Apigenin is chemically known as 4,5,7-trihydroxyflavone, with the molecular formula GisHoO. This chemical compound is abundant in common fruit, such as oranges, pineapple, and grapefruit. Plant-derived beverages, such as tea. Vegetables, such as parsley and onions. Also, chamomile, wheat sprouts, and some seasonings?

Epidemiologic studies suggest that a diet rich in flavones is related to a decreased risk of certain cancers. Particularly cancers of the breast, digestive tract, skin, prostate, and certain hematological malignancies. The results support the findings that a high intake of flavonoids from fruit and vegetables has a direct association with halting the spread of cancer.
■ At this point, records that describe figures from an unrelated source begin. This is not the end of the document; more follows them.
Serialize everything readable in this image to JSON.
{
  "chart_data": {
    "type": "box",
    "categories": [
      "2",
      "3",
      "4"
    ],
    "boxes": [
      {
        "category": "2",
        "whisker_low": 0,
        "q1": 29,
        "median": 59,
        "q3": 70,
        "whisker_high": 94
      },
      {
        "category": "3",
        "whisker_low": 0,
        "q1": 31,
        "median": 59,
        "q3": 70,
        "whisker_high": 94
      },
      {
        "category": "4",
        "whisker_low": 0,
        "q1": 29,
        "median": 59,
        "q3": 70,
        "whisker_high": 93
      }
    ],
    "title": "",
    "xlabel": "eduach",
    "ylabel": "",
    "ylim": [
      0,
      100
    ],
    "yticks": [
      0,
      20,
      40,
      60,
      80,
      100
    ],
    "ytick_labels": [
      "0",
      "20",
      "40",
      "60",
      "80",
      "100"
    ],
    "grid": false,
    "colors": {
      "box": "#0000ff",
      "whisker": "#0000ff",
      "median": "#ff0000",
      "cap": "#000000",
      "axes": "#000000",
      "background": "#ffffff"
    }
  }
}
In various human colon carcinoma cell lines, apigenin treatment resulted in cancer cell growth inhibition and G2/M cell cycle arrest. An important effect of apigenin is its ability to increase the stability of the tumor suppressor. Exposure of p53 mutant cancer cells to apigenin inhibited cell growth and altered the cell cycle. This demonstration is in a study where apigenin treatment results in growth inhibition and G2/M phase arrest in two p53 mutant cancer cell lines. These results suggest a p53-independent pathway for apigenin in p53 mutant cell lines, which induces growth inhibition.

Delphinidin

Delphinidin, is the major anthocyanidin in vegetables such as eggplants, tomatoes, carrots, purple sweet potatoes, red cabbages, and red onions. It has been studied for many years due to its strong antioxidant and anti-inflammatory properties. Treatment with delphinidin in HCT-116 cells resulted in a decrease in cancer cell viability. Recent studies have also shown that the delphinidin compound reduces colon cancer cells in experimental conditions. Overall, these studies illustrate the anticancer potential of delphinidin against colon cancer and its mechanisms of action.

Conclusion

Colorectal cancer remains a leading cause of cancer mortality worldwide, with few therapeutic options to combat this disease. Natural compounds from different sources, such as fruits, vegetables, herbs, and fungi, open up novel and exciting perspectives on colorectal cancer prevention and treatment. However, much laboratory research remains about these agents’ molecular mechanisms, including their effects on genes overexpressed or mutated in carcinogenesis. Subsequent studies may increase our knowledge of whether these antioxidants can prevent colorectal cancer. These future studies should focus on molecular aspects of the antioxidant agents.

Animal and cell culture models in which oncogenes are overexpressed or tumor suppressor genes are silenced will provide important information. Thus, there is a great need for the development of novel and effective cancer therapies.